O’Hara went out, closed the door in a quiet, dejected way and then took long, fast strides to the elevator bank. The elevators didn’t give him a break; it was two minutes before a down-car stopped and another three minutes before he hit the lobby. He angled across fast to the switchboard room and leaned on the railing there beside Mrs. Van Druten, the gray-haired and dignified head operator of the Diplomat.
He said: “Van, if there’s a call comes through from 763—”
Mrs. Van Druten said: “The call is through, O’Hara. And you smell like a distillery. Why don’t you ever buy me a drink?”
“I’ll buy you a million. What number did 763 call?”
“I can’t give out that information. Anyway, I couldn’t stand a million drinks, O’Hara, and you couldn’t buy that many. And I can’t give you that number.”
Mrs. Van Druten lifted a stack of telephone tabs, began to sort them. One slipped from her fingers and drifted out over the railing to the floor. She said: “O’Hara, be a gentleman and pick up that tab for me.”
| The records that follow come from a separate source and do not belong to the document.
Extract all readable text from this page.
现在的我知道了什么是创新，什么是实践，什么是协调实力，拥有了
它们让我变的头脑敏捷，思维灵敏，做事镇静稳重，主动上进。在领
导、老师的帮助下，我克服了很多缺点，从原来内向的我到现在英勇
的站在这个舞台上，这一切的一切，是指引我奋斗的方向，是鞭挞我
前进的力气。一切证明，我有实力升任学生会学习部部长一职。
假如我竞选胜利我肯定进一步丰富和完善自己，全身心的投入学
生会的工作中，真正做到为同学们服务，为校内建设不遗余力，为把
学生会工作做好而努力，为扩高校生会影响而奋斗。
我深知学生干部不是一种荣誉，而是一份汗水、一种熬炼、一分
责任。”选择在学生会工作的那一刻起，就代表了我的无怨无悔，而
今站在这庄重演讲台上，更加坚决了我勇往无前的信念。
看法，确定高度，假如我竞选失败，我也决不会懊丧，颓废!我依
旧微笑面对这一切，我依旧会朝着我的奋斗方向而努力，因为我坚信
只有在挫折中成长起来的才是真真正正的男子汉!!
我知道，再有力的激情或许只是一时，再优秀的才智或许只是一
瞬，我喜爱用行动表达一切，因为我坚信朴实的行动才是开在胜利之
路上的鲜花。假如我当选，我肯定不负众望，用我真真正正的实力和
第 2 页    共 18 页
O’Hara picked it up and engraved a phone number on his memory. He handed the tab back and said: “I’ll make that two million drinks.”
He went back to the lobby and stepped into a phone booth, got on the line with a telephone company special agent whom he knew.
When he finally hung up, he had the information that the telephone number Miller had called was listed to a residence, that of one D. Birkall, at an address on West Seventh.
O’Hara jotted the number down and went out to look for Clancy. Clancy had done his disappearing act again and O’Hara shrugged. He didn’t feel like nursing Clancy now, anyway.
Chapter Five
Knives and Knaves
The address turned out to be a three-story brick structure between loft buildings. A store window at the ground floor had a “For Rent” sign in it. At one side of the show window was a plate glass door that apparently gave access to a stairway leading to apartments on the second and third floors. The windows were dark.
Dusk was settling down as O’Hara dismissed his cab at the nearest corner. He strolled in the gray light toward the three-story building. He gave the plate glass door a quick try as he passed and found that it was locked.